Lantas, apa yang seharusnya dilakukan umat islam di zaman keterasingan ini? Agar cahaya iman tetap menyala dalam kehidupan, memperbanyak dan memperbaiki pola berpikir terhadap pemahaman Islam adalah salah satu cara yang mesti dilakukan. Berpikir adalah proses terakhir setelah umat islam tahu dan belajar. Sebab, jika hanya tahu saja tentang Islam, tapi belum menyempatkan diri untuk mempelajari islam secara kaffah, maka besar kemungkinan umat islam tak akan pernah bisa mencapai derajat berpikir.
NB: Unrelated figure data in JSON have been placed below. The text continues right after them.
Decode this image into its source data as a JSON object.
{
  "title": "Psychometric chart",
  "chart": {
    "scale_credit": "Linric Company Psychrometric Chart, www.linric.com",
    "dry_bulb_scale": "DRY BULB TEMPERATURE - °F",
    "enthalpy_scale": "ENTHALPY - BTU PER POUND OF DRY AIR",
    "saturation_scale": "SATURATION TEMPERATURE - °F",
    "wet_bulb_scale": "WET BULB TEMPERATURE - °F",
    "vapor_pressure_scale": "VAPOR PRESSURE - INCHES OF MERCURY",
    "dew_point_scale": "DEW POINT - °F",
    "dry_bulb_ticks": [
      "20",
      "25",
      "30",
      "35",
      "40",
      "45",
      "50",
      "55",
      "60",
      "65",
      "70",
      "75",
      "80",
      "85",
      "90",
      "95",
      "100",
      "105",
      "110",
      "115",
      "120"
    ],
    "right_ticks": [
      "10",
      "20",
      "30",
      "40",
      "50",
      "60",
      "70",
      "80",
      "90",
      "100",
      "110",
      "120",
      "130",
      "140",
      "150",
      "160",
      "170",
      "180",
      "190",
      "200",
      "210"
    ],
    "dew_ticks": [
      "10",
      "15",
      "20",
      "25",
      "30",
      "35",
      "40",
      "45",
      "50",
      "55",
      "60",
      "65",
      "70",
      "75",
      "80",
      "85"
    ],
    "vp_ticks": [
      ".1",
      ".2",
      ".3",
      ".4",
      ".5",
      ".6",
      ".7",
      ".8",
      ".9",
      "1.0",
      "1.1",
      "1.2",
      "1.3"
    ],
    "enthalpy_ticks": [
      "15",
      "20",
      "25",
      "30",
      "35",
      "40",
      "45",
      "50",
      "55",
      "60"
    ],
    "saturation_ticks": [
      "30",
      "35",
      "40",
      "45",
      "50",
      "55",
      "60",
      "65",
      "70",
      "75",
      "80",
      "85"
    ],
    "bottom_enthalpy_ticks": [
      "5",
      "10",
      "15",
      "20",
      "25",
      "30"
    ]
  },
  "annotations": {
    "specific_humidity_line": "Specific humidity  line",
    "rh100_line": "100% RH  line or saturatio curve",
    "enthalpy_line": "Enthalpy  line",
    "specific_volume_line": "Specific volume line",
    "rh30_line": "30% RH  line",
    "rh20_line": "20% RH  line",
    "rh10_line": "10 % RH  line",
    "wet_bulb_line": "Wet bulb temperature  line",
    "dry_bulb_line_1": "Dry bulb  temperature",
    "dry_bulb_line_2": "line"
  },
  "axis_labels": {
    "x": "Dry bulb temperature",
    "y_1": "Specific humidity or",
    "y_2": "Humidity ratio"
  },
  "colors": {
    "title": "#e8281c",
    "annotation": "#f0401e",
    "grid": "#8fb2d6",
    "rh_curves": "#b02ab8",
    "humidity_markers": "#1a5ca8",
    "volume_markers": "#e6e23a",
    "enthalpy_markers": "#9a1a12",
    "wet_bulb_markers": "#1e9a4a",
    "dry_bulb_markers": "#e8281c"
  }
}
Untuk orang-orang yang menganggap Islam sebagai agama yang ‘asing’, Allah berfirman:
Dan hamba-hamba Tuhan yang Maha Penyayang itu ialah orang-orang yang berjalan di atas bumi dengan rendah hati dan apabila orang-orang jahil menyapa mereka, mereka mengucapkan kata-kata (yang mengandung) keselamatan." (QS. Al-Furqan: 63).